Indonesia’s economic crisis in mid-1997, which later became a great economic crisis, telha make Indonesia’s economy is suffering, such as daramatis rising prices, unemployment and inflation. Indonesia’s economy from a previous fall is one of the fast-growing economies into economic development is very slow. The impact of the economic crisis on the socio-economic aspects of national development plan is still there, and it will take a long time to fix the problems that occur due to the economic crisis.

Before the crisis, Indonesia’s economy has started to increase and establish an economic and financial situation improved.
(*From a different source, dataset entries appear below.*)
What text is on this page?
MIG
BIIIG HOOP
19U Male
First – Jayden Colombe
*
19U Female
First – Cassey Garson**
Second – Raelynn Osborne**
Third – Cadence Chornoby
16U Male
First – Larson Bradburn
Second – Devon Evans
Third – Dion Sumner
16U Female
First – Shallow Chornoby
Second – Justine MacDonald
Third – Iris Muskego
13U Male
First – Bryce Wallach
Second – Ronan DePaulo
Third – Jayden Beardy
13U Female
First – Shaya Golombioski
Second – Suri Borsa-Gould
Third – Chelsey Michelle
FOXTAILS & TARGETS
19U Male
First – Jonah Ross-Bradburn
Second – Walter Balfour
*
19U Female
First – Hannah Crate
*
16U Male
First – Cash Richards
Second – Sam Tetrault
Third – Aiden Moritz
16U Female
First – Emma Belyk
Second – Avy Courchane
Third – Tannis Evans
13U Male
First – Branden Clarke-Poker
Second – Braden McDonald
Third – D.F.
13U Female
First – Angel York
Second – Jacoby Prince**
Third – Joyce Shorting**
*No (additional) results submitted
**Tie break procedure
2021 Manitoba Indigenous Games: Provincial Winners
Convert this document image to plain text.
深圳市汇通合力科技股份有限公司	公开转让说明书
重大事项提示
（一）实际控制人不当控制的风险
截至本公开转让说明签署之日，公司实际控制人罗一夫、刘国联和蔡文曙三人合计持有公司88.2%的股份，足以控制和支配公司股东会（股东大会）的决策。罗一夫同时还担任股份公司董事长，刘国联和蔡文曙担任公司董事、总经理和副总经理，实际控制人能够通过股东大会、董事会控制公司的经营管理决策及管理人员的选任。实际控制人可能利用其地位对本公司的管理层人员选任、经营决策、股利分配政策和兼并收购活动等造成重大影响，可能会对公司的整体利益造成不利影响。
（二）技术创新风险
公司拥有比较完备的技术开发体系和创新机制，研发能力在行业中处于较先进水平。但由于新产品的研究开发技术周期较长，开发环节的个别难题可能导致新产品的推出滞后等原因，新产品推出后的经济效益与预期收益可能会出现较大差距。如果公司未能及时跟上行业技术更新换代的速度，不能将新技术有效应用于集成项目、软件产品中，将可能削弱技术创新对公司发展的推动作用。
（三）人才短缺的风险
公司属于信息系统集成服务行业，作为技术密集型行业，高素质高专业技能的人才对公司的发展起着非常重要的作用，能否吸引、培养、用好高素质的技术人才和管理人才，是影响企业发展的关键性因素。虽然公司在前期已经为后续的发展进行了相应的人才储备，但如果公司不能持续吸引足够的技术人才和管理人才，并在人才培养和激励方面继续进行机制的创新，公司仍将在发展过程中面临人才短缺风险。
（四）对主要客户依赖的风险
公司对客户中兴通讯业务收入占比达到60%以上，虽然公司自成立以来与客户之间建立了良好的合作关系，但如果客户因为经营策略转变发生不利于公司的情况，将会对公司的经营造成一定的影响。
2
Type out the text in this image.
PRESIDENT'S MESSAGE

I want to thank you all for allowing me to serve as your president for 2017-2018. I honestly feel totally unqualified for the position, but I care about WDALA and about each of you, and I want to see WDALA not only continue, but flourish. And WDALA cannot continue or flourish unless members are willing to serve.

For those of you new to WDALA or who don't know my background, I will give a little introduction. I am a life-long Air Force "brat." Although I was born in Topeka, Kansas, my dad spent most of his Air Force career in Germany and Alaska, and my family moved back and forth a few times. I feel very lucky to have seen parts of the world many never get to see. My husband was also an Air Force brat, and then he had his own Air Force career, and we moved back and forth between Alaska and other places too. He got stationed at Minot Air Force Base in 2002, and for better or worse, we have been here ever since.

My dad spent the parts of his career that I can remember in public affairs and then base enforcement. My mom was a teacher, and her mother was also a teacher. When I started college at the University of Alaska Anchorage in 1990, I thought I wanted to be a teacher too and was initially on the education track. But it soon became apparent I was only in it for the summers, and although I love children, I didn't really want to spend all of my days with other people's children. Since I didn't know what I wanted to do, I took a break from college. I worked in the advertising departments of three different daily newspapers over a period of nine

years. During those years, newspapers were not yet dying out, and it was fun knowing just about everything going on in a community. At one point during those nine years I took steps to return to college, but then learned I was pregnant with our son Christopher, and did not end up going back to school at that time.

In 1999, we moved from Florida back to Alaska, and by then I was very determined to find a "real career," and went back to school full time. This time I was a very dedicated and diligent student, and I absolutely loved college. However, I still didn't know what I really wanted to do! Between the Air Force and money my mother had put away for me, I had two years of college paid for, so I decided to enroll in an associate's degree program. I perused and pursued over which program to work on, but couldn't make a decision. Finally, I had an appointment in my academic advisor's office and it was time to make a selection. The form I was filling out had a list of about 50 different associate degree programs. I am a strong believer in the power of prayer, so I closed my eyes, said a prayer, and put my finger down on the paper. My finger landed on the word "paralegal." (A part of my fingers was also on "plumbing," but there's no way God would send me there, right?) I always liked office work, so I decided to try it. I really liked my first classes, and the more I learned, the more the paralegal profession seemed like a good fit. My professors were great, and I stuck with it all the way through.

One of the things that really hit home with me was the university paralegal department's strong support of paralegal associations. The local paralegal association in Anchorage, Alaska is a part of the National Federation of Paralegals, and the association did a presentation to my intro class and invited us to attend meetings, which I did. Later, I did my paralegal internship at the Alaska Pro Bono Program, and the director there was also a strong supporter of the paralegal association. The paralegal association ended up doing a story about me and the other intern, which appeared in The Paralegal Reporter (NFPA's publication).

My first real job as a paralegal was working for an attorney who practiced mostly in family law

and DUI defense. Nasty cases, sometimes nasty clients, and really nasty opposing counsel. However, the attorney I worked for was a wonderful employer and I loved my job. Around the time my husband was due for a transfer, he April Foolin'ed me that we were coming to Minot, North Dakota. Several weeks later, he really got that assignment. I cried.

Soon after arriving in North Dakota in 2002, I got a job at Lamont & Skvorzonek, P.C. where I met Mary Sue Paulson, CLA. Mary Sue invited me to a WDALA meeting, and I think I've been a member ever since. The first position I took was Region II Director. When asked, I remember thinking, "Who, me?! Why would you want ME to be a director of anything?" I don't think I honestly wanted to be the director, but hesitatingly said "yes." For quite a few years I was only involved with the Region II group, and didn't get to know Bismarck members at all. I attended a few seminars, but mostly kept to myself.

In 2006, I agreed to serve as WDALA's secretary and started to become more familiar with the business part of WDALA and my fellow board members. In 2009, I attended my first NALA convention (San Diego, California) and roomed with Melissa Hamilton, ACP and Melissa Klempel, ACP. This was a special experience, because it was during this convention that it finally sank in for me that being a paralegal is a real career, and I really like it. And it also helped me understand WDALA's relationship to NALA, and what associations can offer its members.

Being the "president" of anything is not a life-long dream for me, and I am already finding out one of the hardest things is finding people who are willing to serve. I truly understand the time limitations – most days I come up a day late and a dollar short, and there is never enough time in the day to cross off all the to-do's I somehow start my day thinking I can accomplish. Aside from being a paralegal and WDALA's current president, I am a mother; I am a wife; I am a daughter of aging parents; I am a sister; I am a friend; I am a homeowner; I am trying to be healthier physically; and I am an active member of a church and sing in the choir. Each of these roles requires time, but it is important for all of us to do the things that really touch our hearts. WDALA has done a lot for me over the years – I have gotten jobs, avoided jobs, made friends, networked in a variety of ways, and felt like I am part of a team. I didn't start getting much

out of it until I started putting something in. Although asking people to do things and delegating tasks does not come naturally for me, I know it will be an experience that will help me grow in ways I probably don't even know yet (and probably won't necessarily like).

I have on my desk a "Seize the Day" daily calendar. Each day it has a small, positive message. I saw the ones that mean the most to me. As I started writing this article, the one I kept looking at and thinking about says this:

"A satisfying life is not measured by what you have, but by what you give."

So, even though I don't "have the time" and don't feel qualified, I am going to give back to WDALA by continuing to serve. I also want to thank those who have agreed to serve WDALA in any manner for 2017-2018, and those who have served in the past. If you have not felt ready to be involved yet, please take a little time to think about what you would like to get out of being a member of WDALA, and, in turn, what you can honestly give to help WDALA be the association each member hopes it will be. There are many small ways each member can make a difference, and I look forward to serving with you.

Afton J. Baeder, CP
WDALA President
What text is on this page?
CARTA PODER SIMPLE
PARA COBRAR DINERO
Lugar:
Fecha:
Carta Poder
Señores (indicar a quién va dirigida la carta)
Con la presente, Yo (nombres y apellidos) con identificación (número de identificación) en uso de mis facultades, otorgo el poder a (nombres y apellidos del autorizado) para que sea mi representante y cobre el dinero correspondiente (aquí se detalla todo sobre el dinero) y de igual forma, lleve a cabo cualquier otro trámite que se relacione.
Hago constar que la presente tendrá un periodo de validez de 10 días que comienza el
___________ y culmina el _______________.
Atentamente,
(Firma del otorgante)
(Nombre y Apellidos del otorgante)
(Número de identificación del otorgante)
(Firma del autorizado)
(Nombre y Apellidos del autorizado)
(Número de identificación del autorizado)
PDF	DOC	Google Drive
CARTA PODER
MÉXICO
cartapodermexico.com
This makes the atmosphere became tense Indonesian law and make the rules that there is changing rapidly. Changes in banking regulations, bankruptcy, stock markets and foreign investment continues to follow the crisis until now. Legal reform in the field of commercial enterprise and is now being applied, while in the field of bankruptcy law reform and banking sector has gone through the process and not as seelumnya planned. These developments have stimulated the demand for a legal consulting services with specialization in the field of business.

SYAM & SYAM is one of Indonesia’s law office is committed to provide quality legal services in the areas of litigation and consultation. In conjunction with business competition is uncertain, we always develop our expertise to meet all its forms in accordance with the needs and requirements of our business clients so that we can provide quality services that are always increasing in order to support our business clients from time to time.